Pierre Cossette a accueilli cette nomination avec surprise et gratitude, rappelant que l’Université constitue avant tout une œuvre collective. Selon lui, les réussites observées reposent sur la confiance mutuelle, une vision partagée et un engagement soutenu de part et d’autre de l’Atlantique. Il a tenu à exprimer sa reconnaissance envers les nombreuses personnes qui ont contribué à bâtir ces relations et à donner un nouvel élan aux collaborations franco-québécoises. 
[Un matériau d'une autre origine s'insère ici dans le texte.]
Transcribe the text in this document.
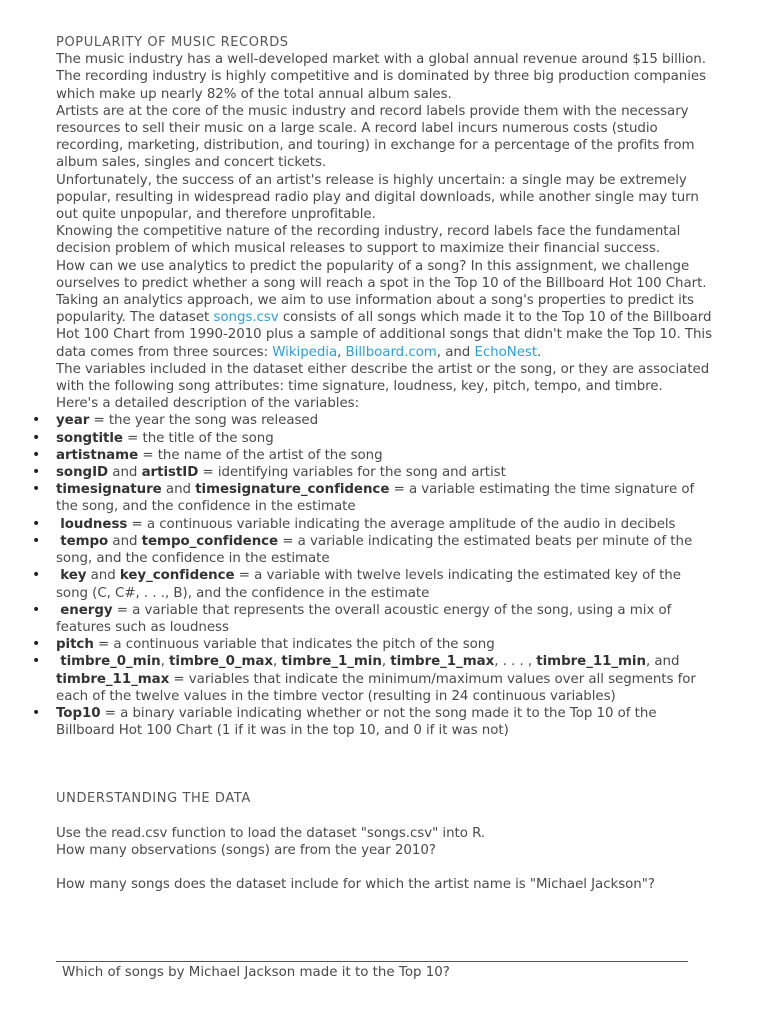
POPULARITY OF MUSIC RECORDS

The music industry has a well-developed market with a global annual revenue around $15 billion. The recording industry is highly competitive and is dominated by three big production companies which make up nearly 82% of the total annual album sales.

Artists are at the core of the music industry and record labels provide them with the necessary resources to sell their music on a large scale. A record label incurs numerous costs (studio recording, marketing, distribution, and touring) in exchange for a percentage of the profits from album sales, singles and concert tickets.

Unfortunately, the success of an artist's release is highly uncertain: a single may be extremely popular, resulting in widespread radio play and digital downloads, while another single may turn out quite unpopular, and therefore unprofitable.

Knowing the competitive nature of the recording industry, record labels face the fundamental decision problem of which musical releases to support to maximize their financial success.

How can we use analytics to predict the popularity of a song? In this assignment, we challenge ourselves to predict whether a song will reach a spot in the Top 10 of the Billboard Hot 100 Chart.

Taking an analytics approach, we aim to use information about a song's properties to predict its popularity. The dataset songs.csv consists of all songs which made it to the Top 10 of the Billboard Hot 100 Chart from 1990-2010 plus a sample of additional songs that didn't make the Top 10. This data comes from three sources: Wikipedia, Billboard.com, and EchoNest.

The variables included in the dataset either describe the artist or the song, or they are associated with the following song attributes: time signature, loudness, key, pitch, tempo, and timbre.

Here's a detailed description of the variables:

• year = the year the song was released
• songtitle = the title of the song
• artistname = the name of the artist of the song
• songID and artistID = identifying variables for the song and artist
• timesignature and timesignature_confidence = a variable estimating the time signature of the song, and the confidence in the estimate
• loudness = a continuous variable indicating the average amplitude of the audio in decibels
• tempo and tempo_confidence = a variable indicating the estimated beats per minute of the song, and the confidence in the estimate
• key and key_confidence = a variable with twelve levels indicating the estimated key of the song (C, C#, . . ., B), and the confidence in the estimate
• energy = a variable that represents the overall acoustic energy of the song, using a mix of features such as loudness
• pitch = a continuous variable that indicates the pitch of the song
• timbre_0_min, timbre_0_max, timbre_1_min, timbre_1_max, . . . , timbre_11_min, and timbre_11_max = variables that indicate the minimum/maximum values over all segments for each of the twelve values in the timbre vector (resulting in 24 continuous variables)
• Top10 = a binary variable indicating whether or not the song made it to the Top 10 of the Billboard Hot 100 Chart (1 if it was in the top 10, and 0 if it was not)

UNDERSTANDING THE DATA

Use the read.csv function to load the dataset "songs.csv" into R.

How many observations (songs) are from the year 2010?

How many songs does the dataset include for which the artist name is "Michael Jackson"?

Which of songs by Michael Jackson made it to the Top 10?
Jean Goulet : un engagement de près de 50 ans 

Figure marquante de l’Université de Sherbrooke, Jean Goulet s’est distingué par près d’un demi-siècle d’engagement au service de l’enseignement supérieur. Professeur, directeur de département, doyen, vice-recteur aux ressources humaines et président du syndicat des professeures et professeurs, il a occupé plusieurs fonctions clés tout au long de sa carrière. Sa pédagogie centrée sur l’individu et son dévouement à la réussite étudiante ont marqué des générations, alors qu’il a formé environ 8000 étudiantes et étudiants. 

Lauréat de la première Grande distinction en enseignement universitaire de l’UdeS en 2010 et proclamé professeur émérite en sciences en 2023, il a également contribué à des initiatives scientifiques en France, au Maroc et au Liban. Son engagement envers la francophonie scientifique s’est traduit par une participation active à l’ACFAS et par des collaborations internationales visant à renforcer l’usage du français dans les milieux de recherche. 

Quatre ans après sa retraite, il accueille cette reconnaissance avec une émotion particulière. Il voit dans cette distinction la confirmation que le travail accompli, parfois dans l’ombre, participe néanmoins au rayonnement collectif de l’institution. Pour lui, faire la science en français signifie soutenir concrètement la vitalité de la francophonie et transmettre aux générations futures la confiance nécessaire pour poursuivre leurs travaux dans leur langue. 

Un positionnement renforcé dans l’espace francophone 

L’attribution simultanée de ces trois Palmes académiques propulse l’Université de Sherbrooke au premier plan de l’espace francophone international. Elle démontre au gouvernement français la solidité et la maturité des collaborations déjà en place, tout en consolidant la crédibilité de l’UdeS auprès de ses partenaires. 

Au-delà de l’honneur symbolique, cette triple nomination confirme la pertinence d’une stratégie axée sur l’ouverture, la coopération et la valorisation du français comme langue de savoir. Elle rappelle que l’Université de Sherbrooke ne se limite pas à un ancrage régional fort, mais qu’elle participe activement aux grands réseaux scientifiques mondiaux où la francophonie occupe une place centrale. 

En célébrant ces trois parcours d’exception, la France reconnaît ainsi l’excellence individuelle, mais aussi la force d’une institution qui a fait du partenariat et de la langue française des leviers de développement et de rayonnement.